A few months ago (January 2018), the media reported breaking news of alleged security failures for Intel and ARM processors. In order to understand these “weaknesses”, and before briefly describing the nature of these “security holes”, we need to list some of the common characteristics shared by modern processors.
One of the features of present-day computers that provides security is the isolation between the different user spaces and between these and the operating system’s (OS) kernel. This isolation is achieved by two mechanisms; the most basic of which is the user/supervisor mode bit in the processor (MSR[PR] in PowerPC). This bit is activated when the OS code is executed and is deactivated when switching to a user process. The other mechanism is to use separate virtual memory spaces for the user and OS processes. In this mechanism, a virtual space is divided into a set of pages (usually 4 KB), which are mapped into physical memory pages through translation tables residing in memory (and on disk) and managed by the OS, called Page Tables. Each table entry maintains both the physical to virtual address translation and the access permissions: read/write, execute/data, user/supervisor.

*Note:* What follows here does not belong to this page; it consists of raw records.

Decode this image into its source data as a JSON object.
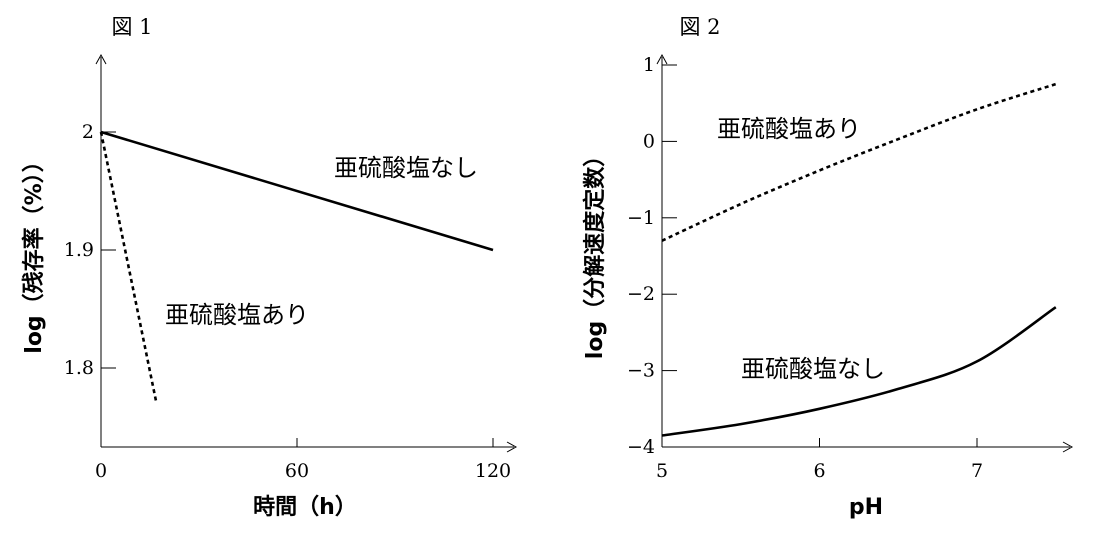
{
  "chart_data": [
    {
      "type": "line",
      "title": "図 1",
      "xlabel": "時間（h）",
      "ylabel": "log（残存率（%））",
      "xlim": [
        0,
        120
      ],
      "ylim": [
        1.73,
        2.07
      ],
      "x_ticks": [
        0,
        60,
        120
      ],
      "x_tick_labels": [
        "0",
        "60",
        "120"
      ],
      "y_ticks": [
        1.8,
        1.9,
        2
      ],
      "y_tick_labels": [
        "1.8",
        "1.9",
        "2"
      ],
      "series": [
        {
          "name": "亜硫酸塩なし",
          "style": "solid",
          "color": "#000000",
          "points": [
            [
              0,
              2.0
            ],
            [
              120,
              1.9
            ]
          ]
        },
        {
          "name": "亜硫酸塩あり",
          "style": "dashed",
          "color": "#000000",
          "points": [
            [
              0,
              2.0
            ],
            [
              17,
              1.77
            ]
          ]
        }
      ]
    },
    {
      "type": "line",
      "title": "図 2",
      "xlabel": "pH",
      "ylabel": "log（分解速度定数）",
      "xlim": [
        5,
        7.6
      ],
      "ylim": [
        -4,
        1.1
      ],
      "x_ticks": [
        5,
        6,
        7
      ],
      "x_tick_labels": [
        "5",
        "6",
        "7"
      ],
      "y_ticks": [
        -4,
        -3,
        -2,
        -1,
        0,
        1
      ],
      "y_tick_labels": [
        "−4",
        "−3",
        "−2",
        "−1",
        "0",
        "1"
      ],
      "series": [
        {
          "name": "亜硫酸塩あり",
          "style": "dashed",
          "color": "#000000",
          "points": [
            [
              5,
              -1.3
            ],
            [
              5.5,
              -0.82
            ],
            [
              6,
              -0.38
            ],
            [
              6.5,
              0.03
            ],
            [
              7,
              0.42
            ],
            [
              7.5,
              0.75
            ]
          ]
        },
        {
          "name": "亜硫酸塩なし",
          "style": "solid",
          "color": "#000000",
          "points": [
            [
              5,
              -3.85
            ],
            [
              5.5,
              -3.7
            ],
            [
              6,
              -3.5
            ],
            [
              6.5,
              -3.24
            ],
            [
              7,
              -2.88
            ],
            [
              7.5,
              -2.17
            ]
          ]
        }
      ]
    }
  ]
}
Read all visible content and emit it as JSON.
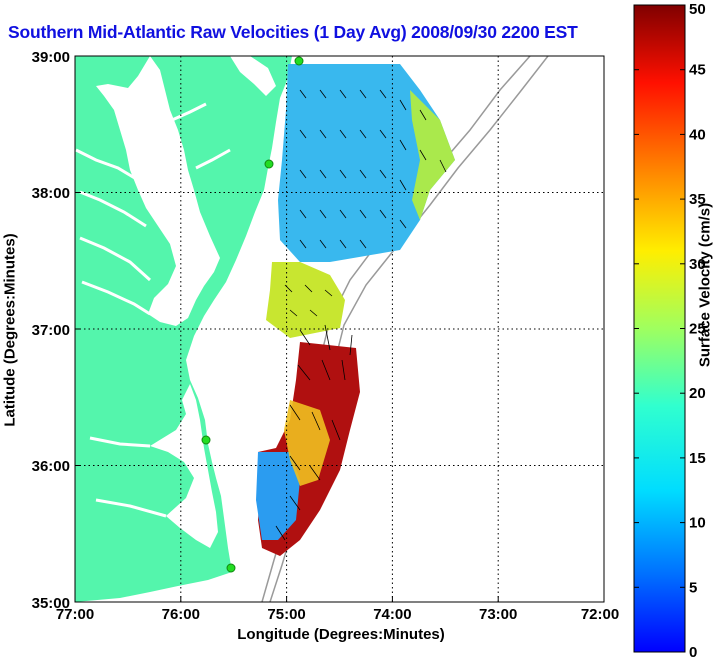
{
  "title": "Southern Mid-Atlantic Raw Velocities (1 Day Avg) 2008/09/30 2200 EST",
  "axes": {
    "xlabel": "Longitude (Degrees:Minutes)",
    "ylabel": "Latitude (Degrees:Minutes)",
    "x_ticks": [
      "77:00",
      "76:00",
      "75:00",
      "74:00",
      "73:00",
      "72:00"
    ],
    "y_ticks": [
      "39:00",
      "38:00",
      "37:00",
      "36:00",
      "35:00"
    ],
    "x_range_deg_west": [
      77,
      72
    ],
    "y_range_deg_north": [
      35,
      39
    ],
    "grid": "dotted"
  },
  "colorbar": {
    "label": "Surface Velocity (cm/s)",
    "ticks": [
      "0",
      "5",
      "10",
      "15",
      "20",
      "25",
      "30",
      "35",
      "40",
      "45",
      "50"
    ],
    "range": [
      0,
      50
    ],
    "colormap": "jet"
  },
  "colors": {
    "land": "#54f5ac",
    "water": "#ffffff",
    "isobath": "#9a9a9a",
    "radar_site": "#22dd22",
    "title": "#1010e0"
  },
  "chart_data": {
    "type": "heatmap",
    "title": "Southern Mid-Atlantic Raw Velocities (1 Day Avg) 2008/09/30 2200 EST",
    "xlabel": "Longitude (Degrees:Minutes)",
    "ylabel": "Latitude (Degrees:Minutes)",
    "colorbar_label": "Surface Velocity (cm/s)",
    "regions": [
      {
        "lon_w": [
          75.1,
          73.6
        ],
        "lat_n": [
          37.5,
          38.95
        ],
        "speed_cm_s": [
          5,
          27
        ],
        "dominant": "blue to cyan, yellow on eastern edge"
      },
      {
        "lon_w": [
          75.2,
          74.5
        ],
        "lat_n": [
          36.95,
          37.45
        ],
        "speed_cm_s": [
          10,
          30
        ],
        "dominant": "yellow-green"
      },
      {
        "lon_w": [
          75.25,
          74.4
        ],
        "lat_n": [
          35.25,
          36.6
        ],
        "speed_cm_s": [
          5,
          50
        ],
        "dominant": "red-brown on shelf edge, blue inshore"
      }
    ],
    "radar_sites": [
      {
        "lon_w": 74.9,
        "lat_n": 38.95
      },
      {
        "lon_w": 75.15,
        "lat_n": 38.2
      },
      {
        "lon_w": 75.8,
        "lat_n": 36.15
      },
      {
        "lon_w": 75.5,
        "lat_n": 35.25
      }
    ]
  }
}
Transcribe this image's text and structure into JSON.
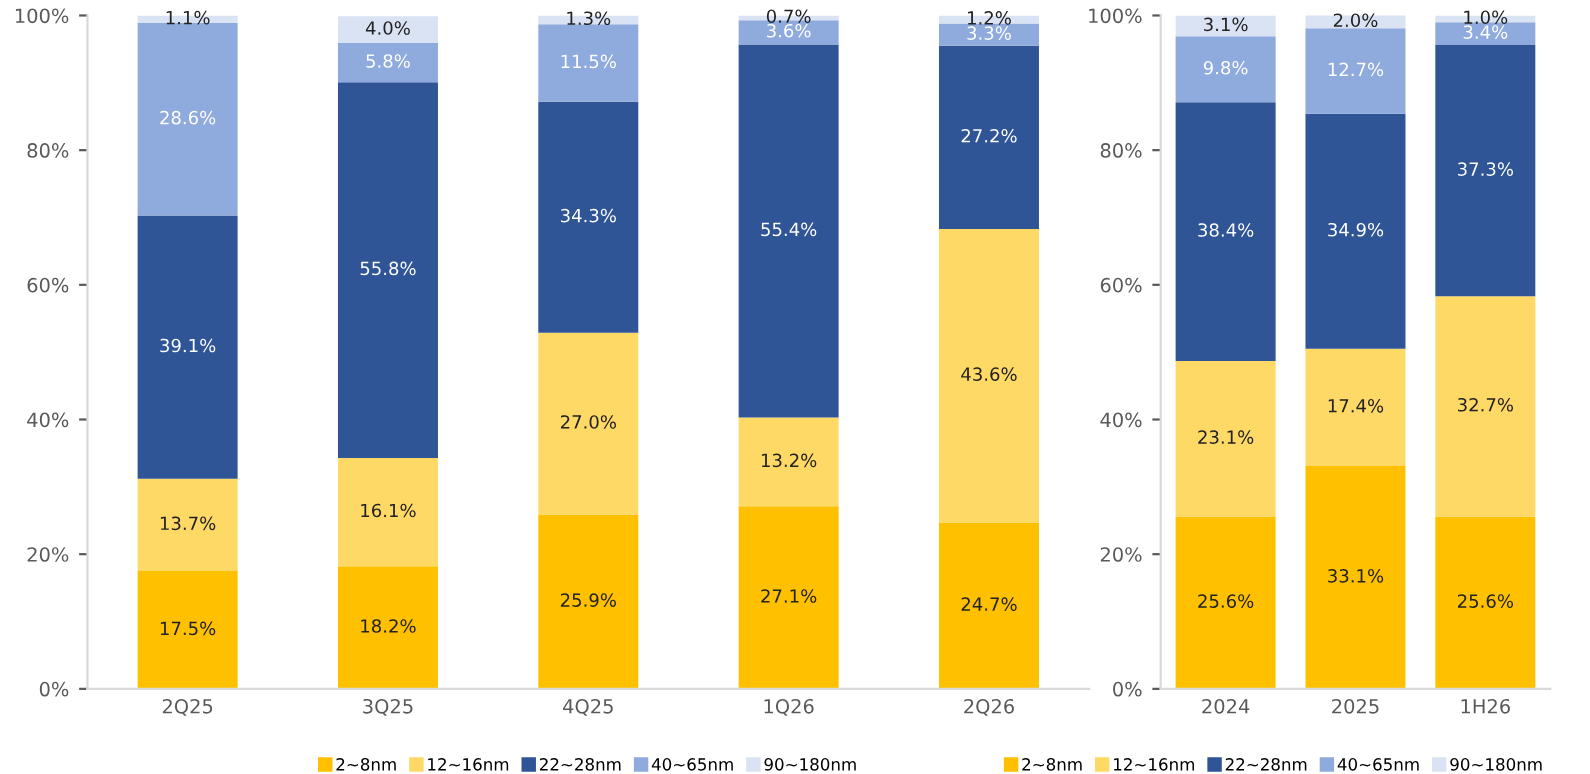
{
  "chart_data": [
    {
      "type": "bar",
      "stacked": true,
      "categories": [
        "2Q25",
        "3Q25",
        "4Q25",
        "1Q26",
        "2Q26"
      ],
      "ylim": [
        0,
        100
      ],
      "yticks": [
        {
          "value": 0,
          "label": "0%"
        },
        {
          "value": 20,
          "label": "20%"
        },
        {
          "value": 40,
          "label": "40%"
        },
        {
          "value": 60,
          "label": "60%"
        },
        {
          "value": 80,
          "label": "80%"
        },
        {
          "value": 100,
          "label": "100%"
        }
      ],
      "grid": false,
      "legend": "bottom",
      "series": [
        {
          "name": "2~8nm",
          "color": "#ffc000",
          "values": [
            17.5,
            18.2,
            25.9,
            27.1,
            24.7
          ],
          "value_labels": [
            "17.5%",
            "18.2%",
            "25.9%",
            "27.1%",
            "24.7%"
          ]
        },
        {
          "name": "12~16nm",
          "color": "#ffd966",
          "values": [
            13.7,
            16.1,
            27.0,
            13.2,
            43.6
          ],
          "value_labels": [
            "13.7%",
            "16.1%",
            "27.0%",
            "13.2%",
            "43.6%"
          ]
        },
        {
          "name": "22~28nm",
          "color": "#2f5597",
          "values": [
            39.1,
            55.8,
            34.3,
            55.4,
            27.2
          ],
          "value_labels": [
            "39.1%",
            "55.8%",
            "34.3%",
            "55.4%",
            "27.2%"
          ]
        },
        {
          "name": "40~65nm",
          "color": "#8faadc",
          "values": [
            28.6,
            5.8,
            11.5,
            3.6,
            3.3
          ],
          "value_labels": [
            "28.6%",
            "5.8%",
            "11.5%",
            "3.6%",
            "3.3%"
          ]
        },
        {
          "name": "90~180nm",
          "color": "#dae3f3",
          "values": [
            1.1,
            4.0,
            1.3,
            0.7,
            1.2
          ],
          "value_labels": [
            "1.1%",
            "4.0%",
            "1.3%",
            "0.7%",
            "1.2%"
          ]
        }
      ]
    },
    {
      "type": "bar",
      "stacked": true,
      "categories": [
        "2024",
        "2025",
        "1H26"
      ],
      "ylim": [
        0,
        100
      ],
      "yticks": [
        {
          "value": 0,
          "label": "0%"
        },
        {
          "value": 20,
          "label": "20%"
        },
        {
          "value": 40,
          "label": "40%"
        },
        {
          "value": 60,
          "label": "60%"
        },
        {
          "value": 80,
          "label": "80%"
        },
        {
          "value": 100,
          "label": "100%"
        }
      ],
      "grid": false,
      "legend": "bottom",
      "series": [
        {
          "name": "2~8nm",
          "color": "#ffc000",
          "values": [
            25.6,
            33.1,
            25.6
          ],
          "value_labels": [
            "25.6%",
            "33.1%",
            "25.6%"
          ]
        },
        {
          "name": "12~16nm",
          "color": "#ffd966",
          "values": [
            23.1,
            17.4,
            32.7
          ],
          "value_labels": [
            "23.1%",
            "17.4%",
            "32.7%"
          ]
        },
        {
          "name": "22~28nm",
          "color": "#2f5597",
          "values": [
            38.4,
            34.9,
            37.3
          ],
          "value_labels": [
            "38.4%",
            "34.9%",
            "37.3%"
          ]
        },
        {
          "name": "40~65nm",
          "color": "#8faadc",
          "values": [
            9.8,
            12.7,
            3.4
          ],
          "value_labels": [
            "9.8%",
            "12.7%",
            "3.4%"
          ]
        },
        {
          "name": "90~180nm",
          "color": "#dae3f3",
          "values": [
            3.1,
            2.0,
            1.0
          ],
          "value_labels": [
            "3.1%",
            "2.0%",
            "1.0%"
          ]
        }
      ]
    }
  ]
}
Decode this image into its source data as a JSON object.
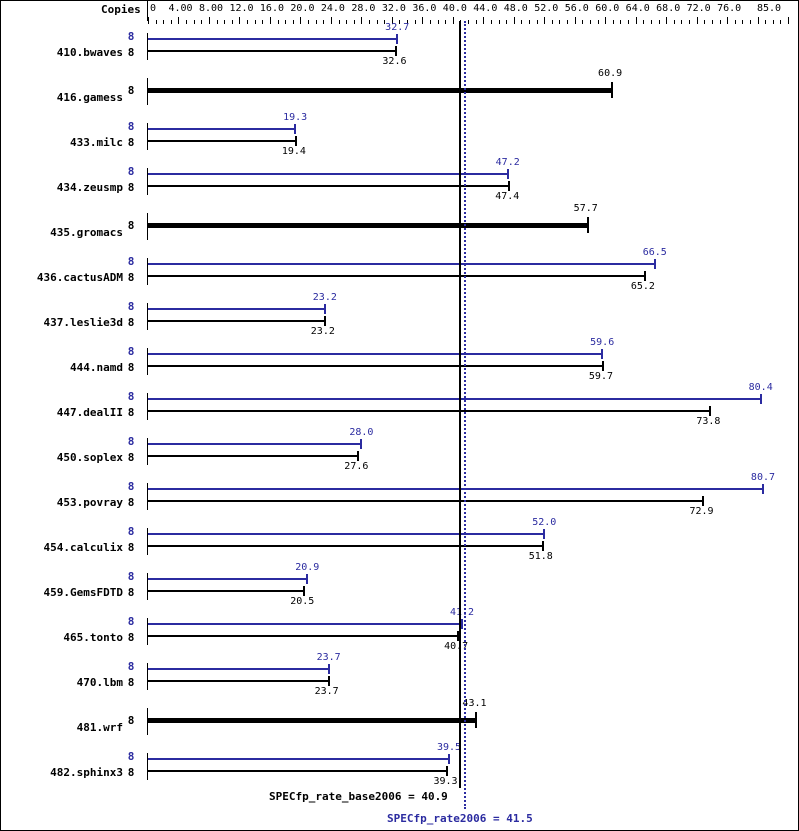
{
  "header": {
    "copies_label": "Copies"
  },
  "colors": {
    "base": "#000000",
    "peak": "#2b2ba0"
  },
  "axis": {
    "ticks": [
      "0",
      "4.00",
      "8.00",
      "12.0",
      "16.0",
      "20.0",
      "24.0",
      "28.0",
      "32.0",
      "36.0",
      "40.0",
      "44.0",
      "48.0",
      "52.0",
      "56.0",
      "60.0",
      "64.0",
      "68.0",
      "72.0",
      "76.0",
      "85.0"
    ]
  },
  "summary": {
    "base_label": "SPECfp_rate_base2006 = 40.9",
    "peak_label": "SPECfp_rate2006 = 41.5"
  },
  "chart_data": {
    "type": "bar",
    "orientation": "horizontal",
    "title": "",
    "xlabel": "",
    "ylabel": "",
    "xlim": [
      0,
      85
    ],
    "grid": false,
    "legend": "none (peak in blue, base in black)",
    "categories": [
      "410.bwaves",
      "416.gamess",
      "433.milc",
      "434.zeusmp",
      "435.gromacs",
      "436.cactusADM",
      "437.leslie3d",
      "444.namd",
      "447.dealII",
      "450.soplex",
      "453.povray",
      "454.calculix",
      "459.GemsFDTD",
      "465.tonto",
      "470.lbm",
      "481.wrf",
      "482.sphinx3"
    ],
    "series": [
      {
        "name": "Peak (SPECfp_rate2006)",
        "color": "#2b2ba0",
        "copies": [
          8,
          null,
          8,
          8,
          null,
          8,
          8,
          8,
          8,
          8,
          8,
          8,
          8,
          8,
          8,
          null,
          8
        ],
        "values": [
          32.7,
          null,
          19.3,
          47.2,
          null,
          66.5,
          23.2,
          59.6,
          80.4,
          28.0,
          80.7,
          52.0,
          20.9,
          41.2,
          23.7,
          null,
          39.5
        ]
      },
      {
        "name": "Base (SPECfp_rate_base2006)",
        "color": "#000000",
        "copies": [
          8,
          8,
          8,
          8,
          8,
          8,
          8,
          8,
          8,
          8,
          8,
          8,
          8,
          8,
          8,
          8,
          8
        ],
        "values": [
          32.6,
          60.9,
          19.4,
          47.4,
          57.7,
          65.2,
          23.2,
          59.7,
          73.8,
          27.6,
          72.9,
          51.8,
          20.5,
          40.7,
          23.7,
          43.1,
          39.3
        ]
      }
    ],
    "reference_lines": [
      {
        "name": "SPECfp_rate_base2006",
        "value": 40.9,
        "style": "solid",
        "color": "#000000"
      },
      {
        "name": "SPECfp_rate2006",
        "value": 41.5,
        "style": "dotted",
        "color": "#2b2ba0"
      }
    ]
  }
}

Finally, to avoid the speed difference between the main memory (DDR3/DDR4) and the core processor, a cache hierarchy is used. The caches divide the physical memory space into fixed-size (32 KB in PowerPC) chunks called lines. When the core processor needs a piece of data, it first checks whether the fastest and closest cache, cache L1, has a copy. If it does (cache hit), the data is obtained from there (the PowerPC e5500 core takes 3 cycles to do this). If not (cache miss), the same process is repeated at the next cache level, L2 (11 cycles for the e5500), and successive levels. If the requested data can’t be found in the cache hierarchy, the entire line from main memory (+40 cycles) that the piece of data belongs to is copied and at the same time a copy is made in L1. This last action, the copy in L1, greatly speeds up the next access to that same piece of data and is key to explaining the attack.
Other common features among modern processors are out-of-order execution, branch prediction and speculative execution. Thus, for example, if a branch instruction depends on the result of an operation in progress, the predictor can guess the destination and direct the execution along the most probable path. When the result of the operation that the branch destination depends on finally becomes available, the processor will either discard the intermediate results – if the guess turned out to be incorrect – and restore the machine to the state it was in before the branch instruction; or – if the guess was correct – it will commit the results and continue. Instructions that are executed before knowing whether they correspond to the desired program flow, are said to be executed speculatively.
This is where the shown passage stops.